Authors [see attached review] summarize current knowledge on the role of AHR in autoimmune disorders and cancer of the central nervous system (CNS). AHR is described as a transcription factor that integrates environmental, dietary, microbial, and metabolic cues to control complex transcriptional programs in a ligand-specific, cell-type-specific, and context-specific manner. Authors update and recapitulate current knowledge of AHR and the transcriptional pathways it controls in the immune system. Lastly, authors discuss the purported role of AHR in autoimmune diseases and neoplasia (cancer) of the CNS, with special focus on the gut immune system, the brain-gut-microbiome axis, and the “therapeutic potential of targeting AHR” in neurological disorders.
DwN
Nat Rev Immunol 4 Feb 2o19; doi: 10.1038/s41577-019-0125-8. [Epub ahead of print]
COMMENT:
Nancy, this is an excellent point you make, which needs to be scrutinized closely. No doubt my opinion (which has changed, over the decades) has been strongly influenced by advances in developmental biology research over the past two decades. We now know that a relatively small subset of genes (perhaps 150? 200? 400?) become expressed in [a] the fertilized zygote and/or pluripotent embryonic stem cells, whereas the vast majority of genes are [b] first expressed later during embryogenesis, or during fetogenesis in specific organs/tissues, or in the neonatal period and beyond. The key difference, in my mind, is that AHR is in the former category, whereas steroid receptors (and other successful druggable targets) are in the latter category.

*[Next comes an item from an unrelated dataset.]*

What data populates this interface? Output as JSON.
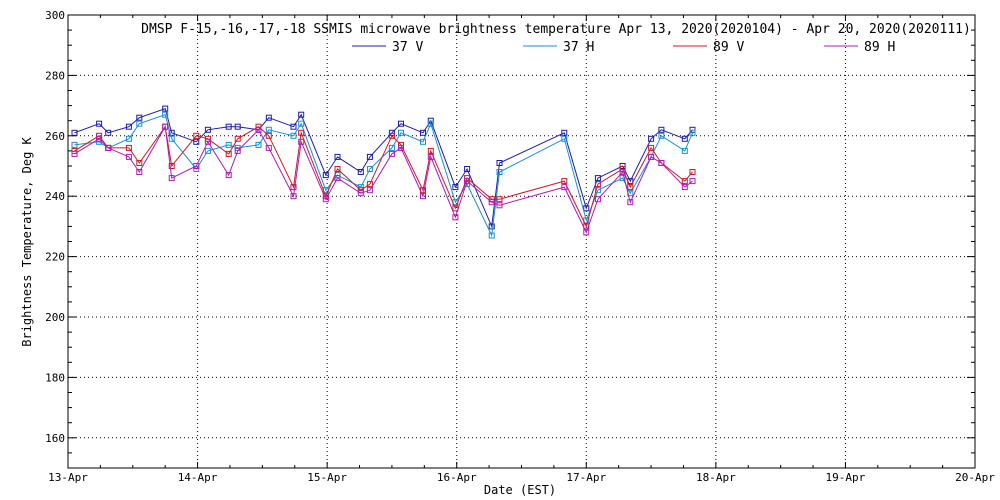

Perhaps it was just serendipity (dumb luck) during my 50+ year career, but my lab stumbled onto the discovery of (not one, but) two such genes in the former category: Ahr (mouse) and AHR (human) and then Slc39a8 (mouse) and SLC39A8 (its human ortholog). Because AHR is expressed in the fertilized zygote and therefore “expressible, as needed” in virtually every cell-type beyond that (i.e. during embryogenesis, fetogenesis, neonatal period and later) — it plays critical “yin-yang” roles in essentially every cell-type and organ [as summarized in table (below) from the 2o17 review]. The same story is still developing (but is probably two decades behind) — for the SLC39A8 (ZIP8) transporter of divalent cations. Therefore, Nancy, to answer your question: any inhibition or overexpression of AHR in one cell-type is VERY likely to perturb AHR regulation in other cell-types (so-called “off-targets”), often leading to undesirable, or lethal, side-effects.
For the sake of grant-writing and discussing in invited reviews, however, it’s always helpful for the Principal Investigator/Author to propose clinical relevance, translational research, and benefitting humankind. These terms bring in more research money in the future.